No importa cuándo lea o escuche este contenido, da igual. Perú enfrenta su enésima crisis de gobernabilidad y el Congreso intenta destituir al presidente. Las pugnas entre el poder Ejecutivo y el Legislativo en ese país son de vieja data, pero en el caso de Pedro Castillo, desde el mismo momento de su posesión, el 28 de julio de 2021, lo han querido desalojar del poder.

En todo caso, la deriva de su mandato no se origina, como sus partidarios se esfuerzan en hacer ver en su extracción popular, ascendencia indígena o pasado sindical, sino en su falta de preparación para gobernar, escaso olfato político para rodearse de leales escuderos y demostrada incapacidad para gestionar problemas. En otras palabras, nadie conspira contra Castillo, excepto él mismo y, si acaso, sus asesores de Perú Libre, el partido que lo aupó al cargo, y en el que varios de sus integrantes como su propio mentor, Vladimir Cerrón, encaran serias acusaciones de corrupción.

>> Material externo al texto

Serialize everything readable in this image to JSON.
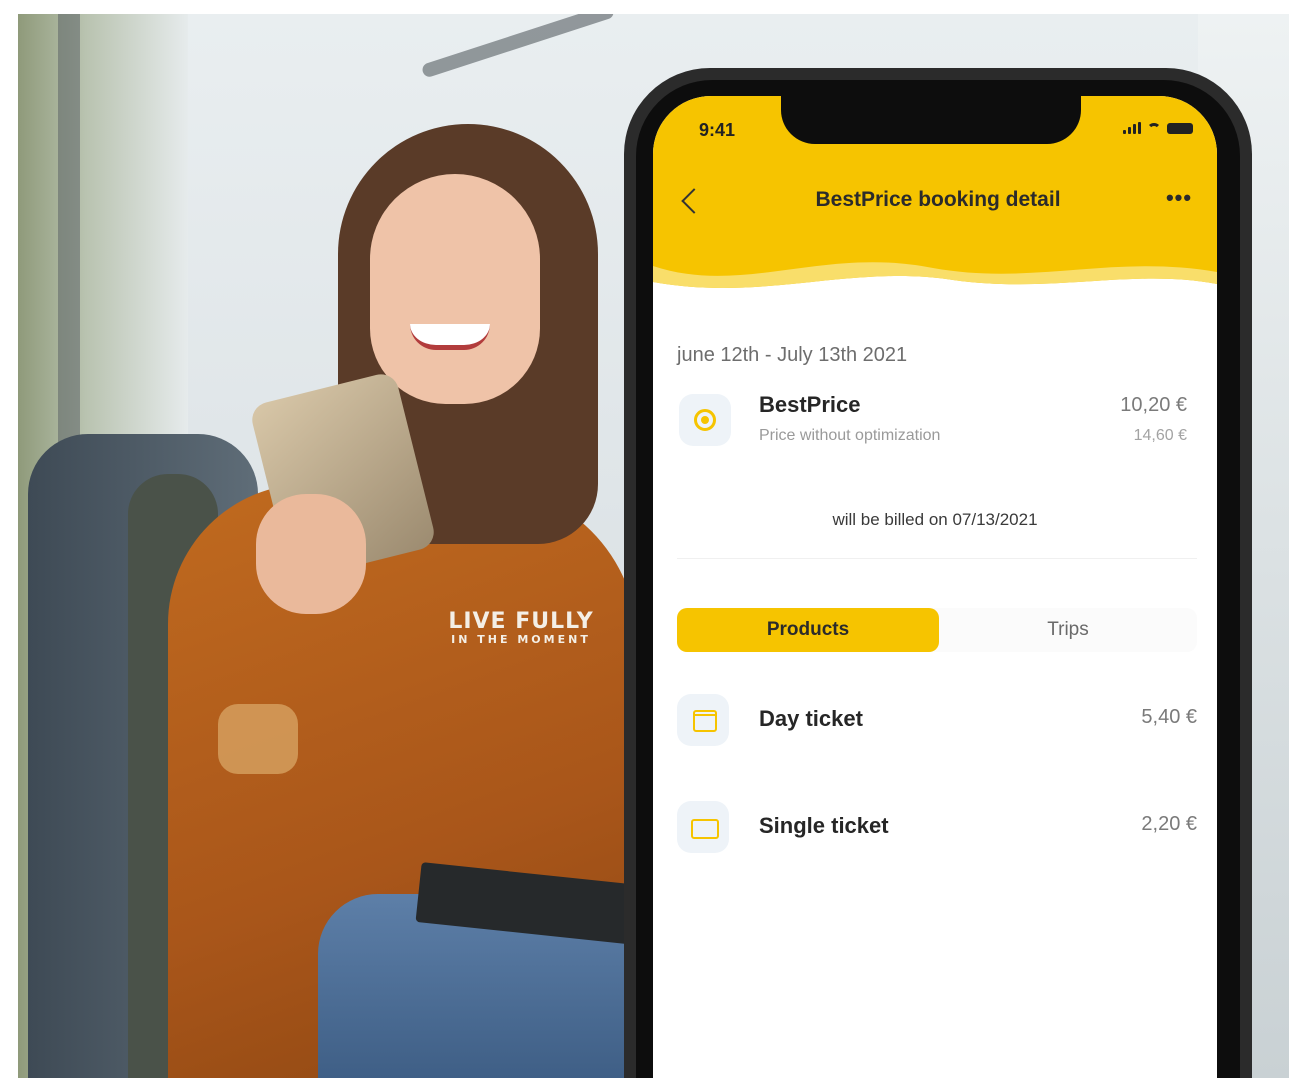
{
  "photo": {
    "shirt_text_line1": "LIVE FULLY",
    "shirt_text_line2": "IN THE MOMENT"
  },
  "status_bar": {
    "time": "9:41",
    "icons": [
      "signal-icon",
      "wifi-icon",
      "battery-icon"
    ]
  },
  "header": {
    "title": "BestPrice booking detail",
    "back_icon": "chevron-left-icon",
    "more_label": "•••",
    "color": "#f6c400"
  },
  "summary": {
    "period": "june 12th - July 13th 2021",
    "name": "BestPrice",
    "price": "10,20 €",
    "subtitle": "Price without optimization",
    "original_price": "14,60 €",
    "billed_note": "will be billed on 07/13/2021"
  },
  "tabs": [
    {
      "label": "Products",
      "active": true
    },
    {
      "label": "Trips",
      "active": false
    }
  ],
  "products": [
    {
      "name": "Day ticket",
      "price": "5,40 €",
      "icon": "calendar-icon"
    },
    {
      "name": "Single ticket",
      "price": "2,20 €",
      "icon": "ticket-icon"
    }
  ]
}
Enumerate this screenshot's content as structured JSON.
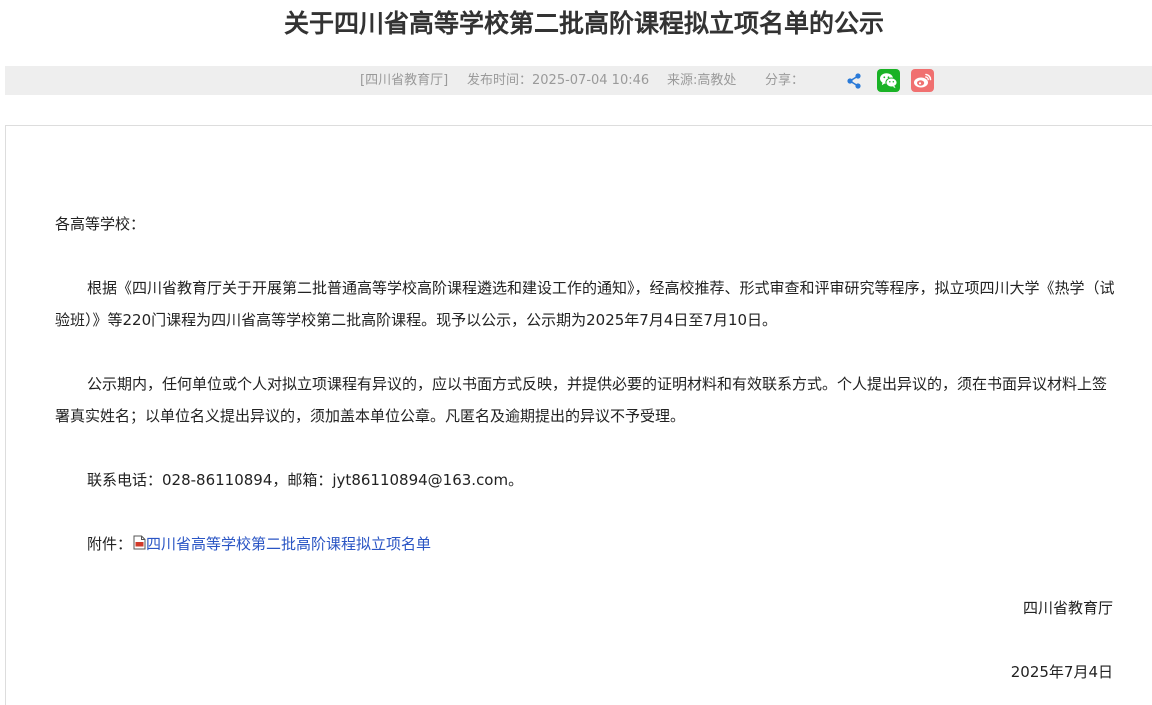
{
  "article": {
    "title": "关于四川省高等学校第二批高阶课程拟立项名单的公示"
  },
  "meta": {
    "publisher": "[四川省教育厅]",
    "publish_time": "发布时间：2025-07-04 10:46",
    "source": "来源:高教处",
    "share_label": "分享："
  },
  "share": {
    "icons": [
      "share-icon",
      "wechat-icon",
      "weibo-icon"
    ],
    "colors": {
      "wechat": "#19b225",
      "weibo": "#f07070",
      "generic": "#2a7ad8"
    }
  },
  "body": {
    "greeting": "各高等学校：",
    "paragraph1": "根据《四川省教育厅关于开展第二批普通高等学校高阶课程遴选和建设工作的通知》，经高校推荐、形式审查和评审研究等程序，拟立项四川大学《热学（试验班）》等220门课程为四川省高等学校第二批高阶课程。现予以公示，公示期为2025年7月4日至7月10日。",
    "paragraph2": "公示期内，任何单位或个人对拟立项课程有异议的，应以书面方式反映，并提供必要的证明材料和有效联系方式。个人提出异议的，须在书面异议材料上签署真实姓名；以单位名义提出异议的，须加盖本单位公章。凡匿名及逾期提出的异议不予受理。",
    "contact": "联系电话：028-86110894，邮箱：jyt86110894@163.com。",
    "attachment_label": "附件：",
    "attachment_link": "四川省高等学校第二批高阶课程拟立项名单",
    "signature_org": "四川省教育厅",
    "signature_date": "2025年7月4日"
  }
}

De hecho, esta ha sido la peor cruz de las muchas que ha cargado el presidente, sus familiares involucrados en sonados casos y, como no, algunos de los ministros de sus muchos gabinetes, que uno a uno, como un castillo de naipes, se han derrumbado por no estar a la altura. Sin más opciones, ante inminentes parálisis del país político y en medio del creciente descontento del social, el presidente ha debido barajar sus cartas en reiteradas ocasiones para llenar los huecos que van dejando las sucesivas renuncias y destituciones de sus colaboradores.

Este insoportable tire y afloje, incluso para la imponderable política peruana, ha agravado todavía más su prolongada crisis institucional, poniendo en riesgo la frágil estabilidad democrática de la nación.

De poco le ha servido a Castillo la retórica populista que lo catapultó a la presidencia. Por sus evidentes limitaciones, cuestionable desempeño y recurrentes desaciertos, no ha sido capaz de materializar las promesas de cambio que inclinaron la balanza a su favor en las urnas. Ni siquiera sus dobles o triples saltos mortales le han sido útiles. Más bien todo lo contrario. El maestro rural de orientación progresista que se comprometió a renovar la corrompida clase política de Perú, gobernando con y para el pueblo, resultó de la noche a la mañana defendiendo políticas conservadoras e iniciativas homofóbicas y, aún peor, nombrando a funcionarios investigados por penosos episodios de violencia intrafamiliar.

Queda claro que Castillo es un gobernante errático y contradictorio, pero el Congreso que con insistencia ha buscado destituirlo por “permanente incapacidad moral”, le disputa su caótico liderazgo. Su nivel es lamentable.

No es de extrañar que así sea. En 2016, cuando Keiko Fujimori, dirigente de Fuerza Popular, perdió las elecciones presidenciales con Pedro Pablo Kuczynski, quien a la postre renunció por corrupción, su partido no aceptó la derrota. Tampoco lo hizo tras perder con Castillo en 2021. Sus malas artes los llevaron a desplegar una oposición revanchista e incluso matonesca en el Congreso, donde son mayoría, ahondando la deriva institucional con falsos actos de control político y, de paso, acrecentando el desencanto de una ciudadanía que se quedó esperando la agenda de cambios sociales prometida por Castillo.

Desde siempre, pero sobre todo ahora, el Legislativo ha sido un palo en la rueda en la construcción de consensos en Perú. En vez de cumplir con su labor, se ha dedicado a torpedear la de Castillo que debido a sus debilidades tampoco se lo ha puesto difícil.

Este 7 de diciembre, el mandatario vuelve a estar en sus manos cuando se vota la tercera moción de vacancia o destitución en su contra, con el agravante de acusaciones de un cierre del Congreso por el propio Castillo. El escenario no puede ser más desalentador para los peruanos, totalmente vergonzantes de sus dirigentes.